Lastly, we launch the master worker.
DMLC_ROLE=worker \
DMLC_ROLE_MASTER_WORKER=1 \
DMLC_PS_ROOT_URI=127.0.0.1 \
DMLC_PS_ROOT_PORT=9093 \
DMLC_NUM_SERVER=1 \
DMLC_NUM_WORKER=1 \
DMLC_NUM_ALL_WORKER=4 \
PS_VERBOSE=1 \
DMLC_INTERFACE=eth0 \
nohup python ${EXAMPLE_PYTHON_SCRIPT} --cpu > /dev/null &
The master worker sets DMLC_ROLE_MASTER_WORKER=1
to announce itself
as a master worker node. It establishes a socket connection with the
local scheduler, thus DMLC_PS_ROOT_URI=127.0.0.1
and
DMLC_PS_ROOT_PORT=9093
are set to ensure that the master worker can
find the local scheduler.
Launch Nodes in Other Parties#
Next, we will be launching a scheduler, a parameter server, and two workers in the other parties. Let’s take one of them as an example.
First, we’ll start with launching the local scheduler:
DMLC_ROLE=scheduler \
DMLC_PS_ROOT_URI=127.0.0.1 \
DMLC_PS_ROOT_PORT=9094 \
DMLC_NUM_SERVER=1 \
DMLC_NUM_WORKER=2 \
PS_VERBOSE=1 \
DMLC_INTERFACE=eth0 \
nohup python -c "import mxnet" > /dev/null &
This setup is similar to that of the local scheduler in the central
party, but in this context, DMLC_NUM_SERVER
specifies the number of
local parameter servers within the current party, which typically sets
to 1. Furthermore, DMLC_NUM_WORKER
specifies the number of worker
nodes within the current party. As we’re planning to launch two worker
nodes in this party, here we set this value to 2.
Next, we launch the local parameter server:
DMLC_PS_GLOBAL_ROOT_URI=127.0.0.1 \
DMLC_PS_GLOBAL_ROOT_PORT=9092 \
DMLC_NUM_GLOBAL_SERVER=1 \
DMLC_NUM_GLOBAL_WORKER=2 \
DMLC_ROLE=server \
DMLC_PS_ROOT_URI=127.0.0.1 \
DMLC_PS_ROOT_PORT=9094 \
DMLC_NUM_SERVER=1 \
DMLC_NUM_WORKER=2 \
PS_VERBOSE=1 \
DMLC_INTERFACE=eth0 \
nohup python -c "import mxnet" > /dev/null &
As we mentioned above, a parameter server is required to establish socket connections with both the local and global schedulers. Thus, it needs to know the IP and port address of both the local scheduler and the global scheduler.
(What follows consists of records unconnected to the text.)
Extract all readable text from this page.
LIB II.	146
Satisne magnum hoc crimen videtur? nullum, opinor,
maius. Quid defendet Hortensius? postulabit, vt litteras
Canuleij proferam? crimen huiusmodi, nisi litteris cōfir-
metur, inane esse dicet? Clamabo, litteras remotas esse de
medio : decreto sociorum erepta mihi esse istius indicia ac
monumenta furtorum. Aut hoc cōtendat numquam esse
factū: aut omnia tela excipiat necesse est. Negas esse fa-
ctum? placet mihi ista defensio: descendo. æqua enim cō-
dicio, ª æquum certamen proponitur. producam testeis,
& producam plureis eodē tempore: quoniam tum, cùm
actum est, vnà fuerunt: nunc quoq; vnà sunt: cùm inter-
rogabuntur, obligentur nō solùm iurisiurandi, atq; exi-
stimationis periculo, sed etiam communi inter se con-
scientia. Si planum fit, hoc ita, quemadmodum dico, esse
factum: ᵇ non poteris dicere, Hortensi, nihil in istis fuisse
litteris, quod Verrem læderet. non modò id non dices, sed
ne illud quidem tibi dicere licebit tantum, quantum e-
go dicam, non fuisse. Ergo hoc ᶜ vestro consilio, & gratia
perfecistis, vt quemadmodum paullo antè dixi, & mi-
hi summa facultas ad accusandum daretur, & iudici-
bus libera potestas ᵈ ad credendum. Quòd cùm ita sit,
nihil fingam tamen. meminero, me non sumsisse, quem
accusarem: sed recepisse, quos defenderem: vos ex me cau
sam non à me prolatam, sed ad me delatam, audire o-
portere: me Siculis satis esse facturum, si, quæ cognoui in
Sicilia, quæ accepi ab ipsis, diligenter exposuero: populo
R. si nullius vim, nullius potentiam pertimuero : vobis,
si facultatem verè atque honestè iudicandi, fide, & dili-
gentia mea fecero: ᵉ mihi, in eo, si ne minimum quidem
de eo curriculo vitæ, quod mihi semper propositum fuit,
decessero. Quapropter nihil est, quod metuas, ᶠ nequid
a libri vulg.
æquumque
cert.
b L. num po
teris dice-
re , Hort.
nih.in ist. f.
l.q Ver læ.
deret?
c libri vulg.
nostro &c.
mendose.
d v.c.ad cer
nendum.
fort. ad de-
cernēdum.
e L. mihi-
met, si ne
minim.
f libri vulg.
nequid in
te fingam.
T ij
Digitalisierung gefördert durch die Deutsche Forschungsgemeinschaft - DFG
Finally, we’ll launch two worker nodes:
DMLC_ROLE=worker \
DMLC_PS_ROOT_URI=127.0.0.1 \
DMLC_PS_ROOT_PORT=9094 \
DMLC_NUM_SERVER=1 \
DMLC_NUM_WORKER=2 \
DMLC_NUM_ALL_WORKER=4 \
PS_VERBOSE=1 \
DMLC_INTERFACE=eth0 \
nohup python ${EXAMPLE_PYTHON_SCRIPT} --data-slice-idx 0 --cpu > /dev/null &
DMLC_ROLE=worker \
DMLC_PS_ROOT_URI=127.0.0.1 \
DMLC_PS_ROOT_PORT=9094 \
DMLC_NUM_SERVER=1 \
DMLC_NUM_WORKER=2 \
DMLC_NUM_ALL_WORKER=4 \
PS_VERBOSE=1 \
DMLC_INTERFACE=eth0 \
python ${EXAMPLE_PYTHON_SCRIPT} --data-slice-idx 1 --cpu
The worker nodes are launched in a similar manner as before, but they connect to their own local scheduler within their party.
The training data is divided among worker nodes. Each worker gets a
slice of data to process, which is specified by the --data-slice-idx
option. For example, the first worker gets the 0th slice of the data,
and the second worker gets the 1st slice of the data.
Warning
This demo task might encounter errors due to a missing dataset. If this occurs, there’s no need for concern as the script is implemented to automatically download the required dataset. You just need to restart this demo task.
If you’re using our pre-built images, the demo dataset is already placed within the image, thus eliminating this issue.